One does notice that each of the minor characters shows signs of having originated in sound bites, culled from the public personae of some of our newsmakers, if not, as one suspects with the major ones, directly from life.  Their cute typifying names indicate at least a homage to satirical comedy.   The problem with playing them as caricatures is that Lyssa, nice girl that she is,  really only comes alive in her relationships, and without human beings to bounce off she will wither into nonentity.   John P. Arnold faces the problem in its most exaggerated form in the role of Timber Tucker, and solves it with an astonishing performance.  Reading the script, I thought Lyssa would have to be unbelievably stupid to trust an obvious slime ball like Timber Tucker.  He is up front about the amorality of his interviewing techniques, and jokes about his other defects of character.
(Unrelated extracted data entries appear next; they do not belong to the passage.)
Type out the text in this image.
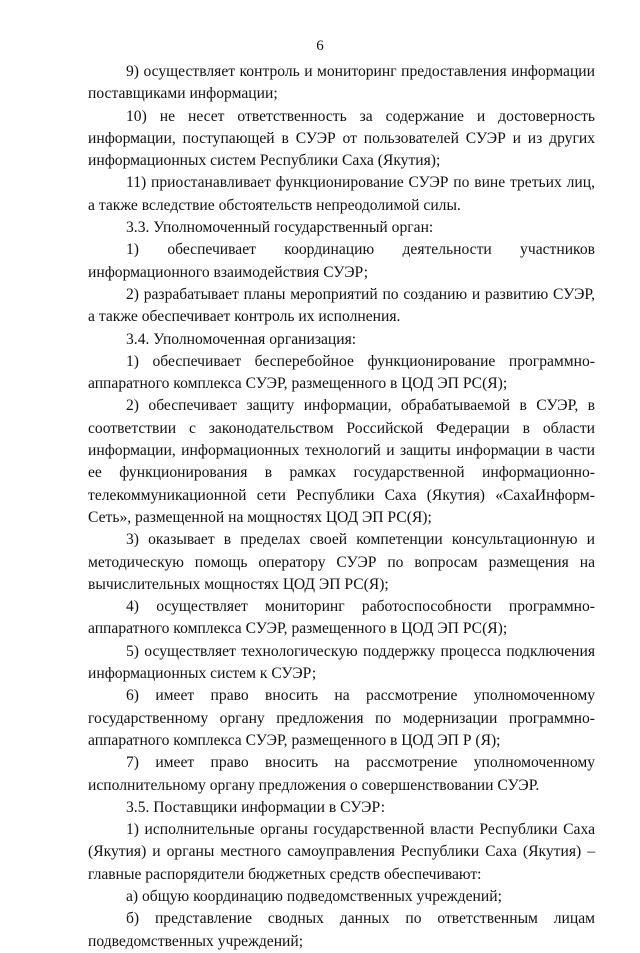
6

9) осуществляет контроль и мониторинг предоставления информации поставщиками информации;

10) не несет ответственность за содержание и достоверность информации, поступающей в СУЭР от пользователей СУЭР и из других информационных систем Республики Саха (Якутия);

11) приостанавливает функционирование СУЭР по вине третьих лиц, а также вследствие обстоятельств непреодолимой силы.

3.3. Уполномоченный государственный орган:

1) обеспечивает координацию деятельности участников информационного взаимодействия СУЭР;

2) разрабатывает планы мероприятий по созданию и развитию СУЭР, а также обеспечивает контроль их исполнения.

3.4. Уполномоченная организация:

1) обеспечивает бесперебойное функционирование программно-аппаратного комплекса СУЭР, размещенного в ЦОД ЭП РС(Я);

2) обеспечивает защиту информации, обрабатываемой в СУЭР, в соответствии с законодательством Российской Федерации в области информации, информационных технологий и защиты информации в части ее функционирования в рамках государственной информационно-телекоммуникационной сети Республики Саха (Якутия) «СахаИнформ-Сеть», размещенной на мощностях ЦОД ЭП РС(Я);

3) оказывает в пределах своей компетенции консультационную и методическую помощь оператору СУЭР по вопросам размещения на вычислительных мощностях ЦОД ЭП РС(Я);

4) осуществляет мониторинг работоспособности программно-аппаратного комплекса СУЭР, размещенного в ЦОД ЭП РС(Я);

5) осуществляет технологическую поддержку процесса подключения информационных систем к СУЭР;

6) имеет право вносить на рассмотрение уполномоченному государственному органу предложения по модернизации программно-аппаратного комплекса СУЭР, размещенного в ЦОД ЭП Р (Я);

7) имеет право вносить на рассмотрение уполномоченному исполнительному органу предложения о совершенствовании СУЭР.

3.5. Поставщики информации в СУЭР:

1) исполнительные органы государственной власти Республики Саха (Якутия) и органы местного самоуправления Республики Саха (Якутия) – главные распорядители бюджетных средств обеспечивают:

а) общую координацию подведомственных учреждений;

б) представление сводных данных по ответственным лицам подведомственных учреждений;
How could an intelligent woman trust such a man enough to tell him her real thoughts about anything?- Especially after Tucker plays "gotcha" on the air with Lyssa's confidences the first time.  But John Arnold was so sympathetic, so delicately attuned to Lyssa's inner thoughts, that it seemed impossible for anyone to resist his blandishments.  Arnold then shows Tucker using the same sensitivity to dig at Lyssa where she is most vulnerable and get an on camera reaction that sinks her candidacy while raising his ratings-- and he does it more in sorrow than malice.  Arnold plays it as if it were Tucker's sad fate to exercise this impersonal talent for destruction: a dirty job, but since somebody's going to do it anyway it might as well be him.  This sequence has bite as well as banter, and if there were more scenes like it "An American Daughter" might add up to something.  As is, it adds up to too many things .

There are four or five possible plays buried in "An American Daughter": a family sitcom, a social satire, an adultery farce, a harrowing melodrama, a domestic tragedy, and -- the one this script comes nearest to becoming-- a play about the painful self knowledge sometimes acquired when, tempted by a glittering prize, a person of stature betrays herself or the people she loves.  What isn't buried in the play is much potential for political significance.   Nothing serious is at stake in "An American Daughter" for anybody outside Lyssa Dent Hughes' immediate circle.  It makes no difference to the body politic whether or not Lyssa is appointed Surgeon General.  She's not a ceiling busting first like Joycelyn Elders,  nor does Dr. Hughes have a power base with an agenda that her confirmation would integrate into the mainstream of our political culture. The woman has been active in professional associations, but other than her advocacy of abortion rights and her conviction that more tax money should be funneled to her medical specialty, gynecology-- both of which she is willing to downplay for the sake of congressional approval-- what is there about Lyssa Hughes that would make her confirmation worth a fight, worth sacrifice?  The fact that if she were a man, she'd be held to a lower standard? Ha!  No man as passive and politically uninvolved as Lyssa is shown to be would ever be considered for such an office. Even for Lyssa herself, the public humiliation of her withdrawal is much ado about nothing.  She is the same private person at the end of act two she was when the lights went up--  wife, mother, doctor, do-gooder, daddy's dutiful little trooper-- born entitled but always doing her best to be the best at somebody else's game.